Swedish practice on life insurance

After the Second World War, there were political discussions where the left wing parties, who were in power, suggested that all banks and insurance companies should be state owned.

As a compromise, a fairness principle was introduced in the Swedish Insurance Company Act in 1948. The fairness principle stated that premiums paid by policyholders shall be fair compared to the benefits received by these policyholders. For life insurance business, this was interpreted to mean that all profits made on premiums should be returned as bonus to the policyholders, present or future.

The shareholders of the companies were only allowed a fair return on the share capital, which in most companies was very small.

This was in line with how some life insurers already operated, but was a major change for some others.

During the 1960’s and 1970’s, a practice emerged of paying no dividends at all to shareholders, and this was formalised when the Swedish Parliament in 1982 passed a bill that prohibited the distribution of profits to shareholders of a life insurance company.

This is what makes special the mutual model for non-profit distributing life insurance companies in Sweden: as in a true mutual life insurance company, no profit is distributed to shareholders but the company is still formally a shareholder-owned company. An important aspect of this is that the shareholders retain the right to make important business decisions for the company, without requiring permission from the policyholders or any of their representatives.

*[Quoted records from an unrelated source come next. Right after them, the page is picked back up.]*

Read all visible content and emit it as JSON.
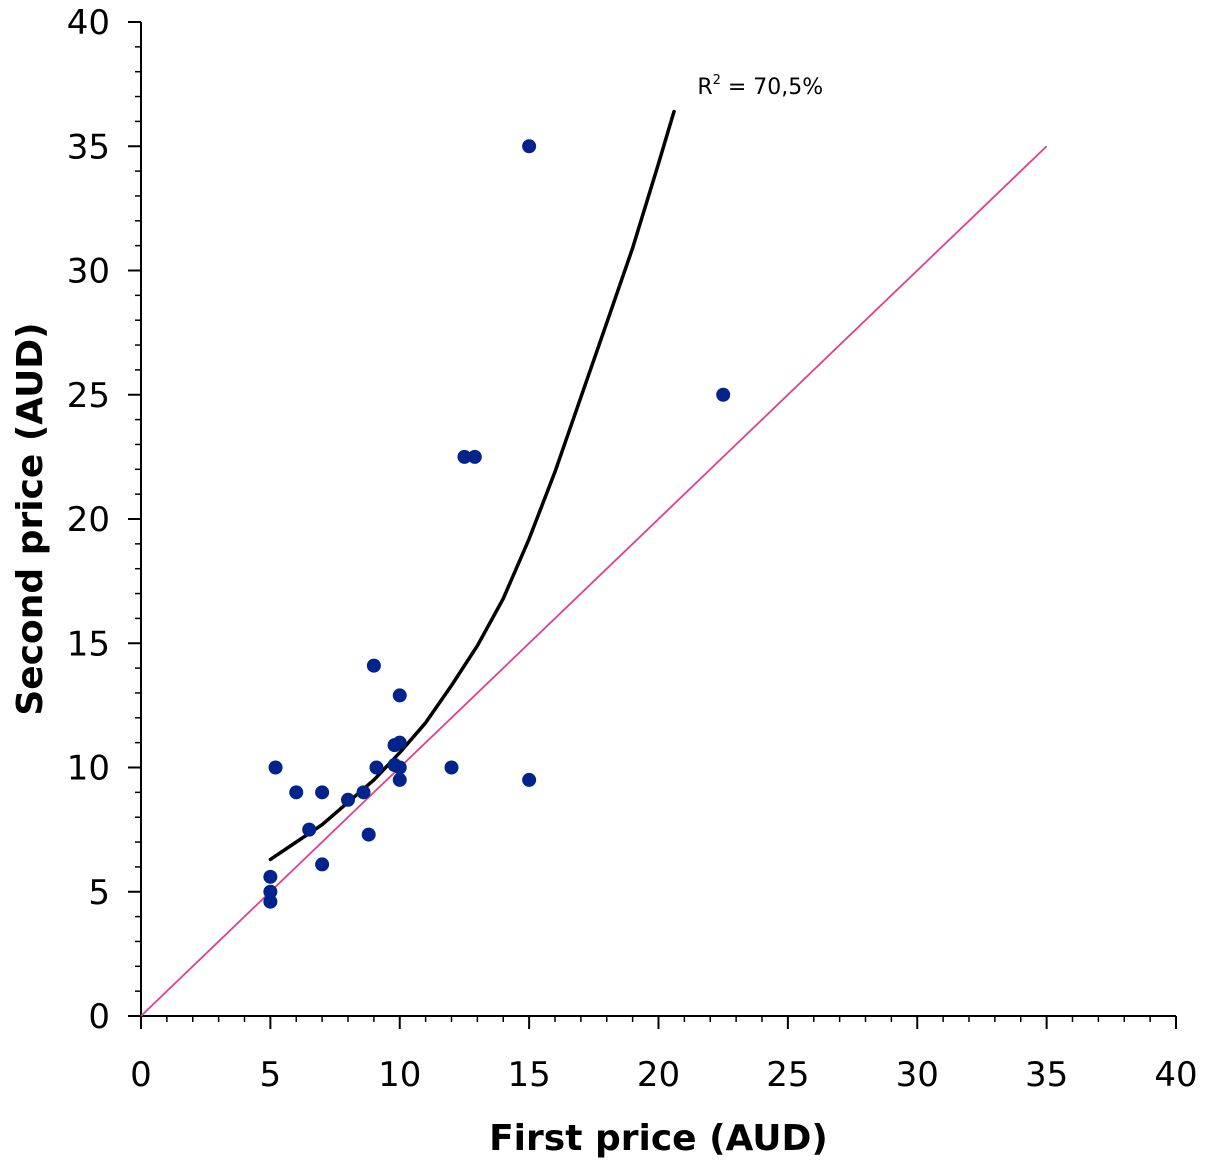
{
  "chart_data": {
    "type": "scatter",
    "title": "",
    "xlabel": "First price (AUD)",
    "ylabel": "Second price (AUD)",
    "xlim": [
      0,
      40
    ],
    "ylim": [
      0,
      40
    ],
    "x_ticks": [
      0,
      5,
      10,
      15,
      20,
      25,
      30,
      35,
      40
    ],
    "y_ticks": [
      0,
      5,
      10,
      15,
      20,
      25,
      30,
      35,
      40
    ],
    "x_tick_labels": [
      "0",
      "5",
      "10",
      "15",
      "20",
      "25",
      "30",
      "35",
      "40"
    ],
    "y_tick_labels": [
      "0",
      "5",
      "10",
      "15",
      "20",
      "25",
      "30",
      "35",
      "40"
    ],
    "grid": false,
    "points": [
      {
        "x": 5,
        "y": 4.6
      },
      {
        "x": 5,
        "y": 5.0
      },
      {
        "x": 5,
        "y": 5.6
      },
      {
        "x": 5.2,
        "y": 10.0
      },
      {
        "x": 6,
        "y": 9.0
      },
      {
        "x": 6.5,
        "y": 7.5
      },
      {
        "x": 7,
        "y": 9.0
      },
      {
        "x": 7,
        "y": 6.1
      },
      {
        "x": 8,
        "y": 8.7
      },
      {
        "x": 8.6,
        "y": 9.0
      },
      {
        "x": 8.8,
        "y": 7.3
      },
      {
        "x": 9,
        "y": 14.1
      },
      {
        "x": 9.1,
        "y": 10.0
      },
      {
        "x": 9.8,
        "y": 10.1
      },
      {
        "x": 9.8,
        "y": 10.9
      },
      {
        "x": 10,
        "y": 11.0
      },
      {
        "x": 10,
        "y": 12.9
      },
      {
        "x": 10,
        "y": 10.0
      },
      {
        "x": 10,
        "y": 9.5
      },
      {
        "x": 12,
        "y": 10.0
      },
      {
        "x": 12.5,
        "y": 22.5
      },
      {
        "x": 12.9,
        "y": 22.5
      },
      {
        "x": 15,
        "y": 35.0
      },
      {
        "x": 15,
        "y": 9.5
      },
      {
        "x": 22.5,
        "y": 25.0
      }
    ],
    "trend_curve": {
      "x": [
        5.0,
        6.0,
        7.0,
        8.0,
        9.0,
        10.0,
        11.0,
        12.0,
        13.0,
        14.0,
        15.0,
        16.0,
        17.0,
        18.0,
        19.0,
        20.0,
        20.6
      ],
      "y": [
        6.3,
        7.0,
        7.7,
        8.6,
        9.5,
        10.6,
        11.8,
        13.3,
        14.9,
        16.8,
        19.2,
        21.9,
        24.9,
        27.9,
        30.9,
        34.3,
        36.4
      ]
    },
    "identity_line": {
      "x": [
        0,
        35
      ],
      "y": [
        0,
        35
      ]
    },
    "annotation": {
      "base": "R",
      "sup": "2",
      "text": " = 70,5%",
      "x": 21.5,
      "y": 37.1
    },
    "colors": {
      "points": "#00238c",
      "trend": "#000000",
      "identity": "#e0408a",
      "axis": "#000000"
    }
  }
}
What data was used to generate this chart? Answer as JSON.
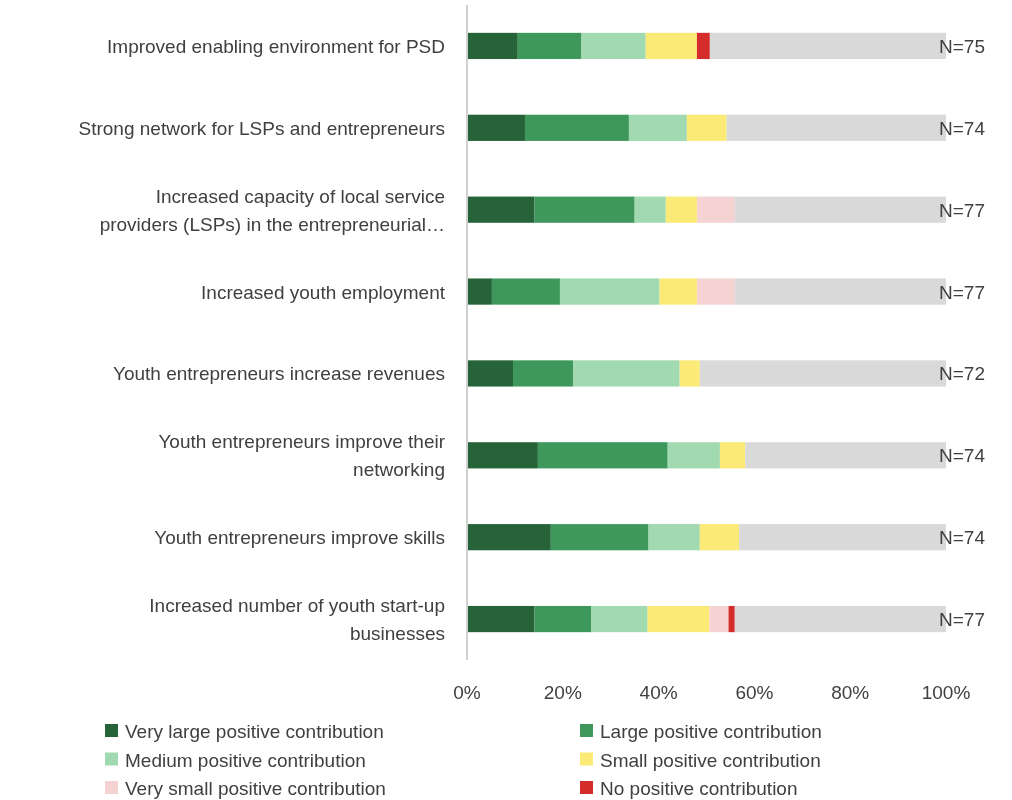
{
  "chart_data": {
    "type": "bar",
    "orientation": "horizontal",
    "stacked": true,
    "categories": [
      "Improved enabling environment for PSD",
      "Strong network for LSPs and entrepreneurs",
      "Increased capacity of local service providers (LSPs) in the entrepreneurial…",
      "Increased youth employment",
      "Youth entrepreneurs increase revenues",
      "Youth entrepreneurs improve their networking",
      "Youth entrepreneurs improve skills",
      "Increased number of youth start-up businesses"
    ],
    "series": [
      {
        "name": "Very large positive contribution",
        "color": "#276339",
        "values": [
          10.6,
          12.1,
          14.1,
          5.2,
          9.6,
          14.8,
          17.5,
          14.1
        ]
      },
      {
        "name": "Large positive contribution",
        "color": "#3f985b",
        "values": [
          13.3,
          21.7,
          20.9,
          14.2,
          12.6,
          27.1,
          20.4,
          11.8
        ]
      },
      {
        "name": "Medium positive contribution",
        "color": "#a1d9b0",
        "values": [
          13.4,
          12.1,
          6.5,
          20.8,
          22.2,
          10.9,
          10.7,
          11.8
        ]
      },
      {
        "name": "Small positive contribution",
        "color": "#fcea76",
        "values": [
          10.7,
          8.3,
          6.5,
          7.8,
          4.2,
          5.3,
          8.2,
          12.9
        ]
      },
      {
        "name": "Very small positive contribution",
        "color": "#f6d3d3",
        "values": [
          0,
          0,
          7.9,
          7.9,
          0,
          0,
          0,
          4.0
        ]
      },
      {
        "name": "No positive contribution",
        "color": "#d42c2a",
        "values": [
          2.7,
          0,
          0,
          0,
          0,
          0,
          0,
          1.3
        ]
      },
      {
        "color": "#d9d9d9",
        "values": [
          49.3,
          45.8,
          44.1,
          44.1,
          51.4,
          41.9,
          43.2,
          44.1
        ]
      }
    ],
    "xlim": [
      0,
      100
    ],
    "xticks": [
      {
        "value": 0,
        "label": "0%"
      },
      {
        "value": 20,
        "label": "20%"
      },
      {
        "value": 40,
        "label": "40%"
      },
      {
        "value": 60,
        "label": "60%"
      },
      {
        "value": 80,
        "label": "80%"
      },
      {
        "value": 100,
        "label": "100%"
      }
    ],
    "annotations": [
      "N=75",
      "N=74",
      "N=77",
      "N=77",
      "N=72",
      "N=74",
      "N=74",
      "N=77"
    ],
    "grid": false,
    "legend": "bottom"
  }
}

Around 1990, unit link life insurance was allowed in Sweden, and unit link companies were allowed to distribute profits to its shareholders through dividends. Sweden became a member of the European Union in 1996, and a change to the Swedish Insurance Company Act in 2000 again opened up for distribution of profits to shareholders in traditional life insurance companies.

However, a process has been established to transform an existing life insurance company to a
profit distributing company, where a transformation for example depends on the approval of the policyholders.

Since then, only a few existing life insurance companies have changed into profit distributing
companies following the change of the company act. In these cases all existing capital of the company has been distributed to the policyholders while the shareholders have injected new risk capital in the form of equity into the company.

1 comment:

Unknown said...

That's very interesting. I wonder how those insurance companies that did not become profit distributing attract investors though?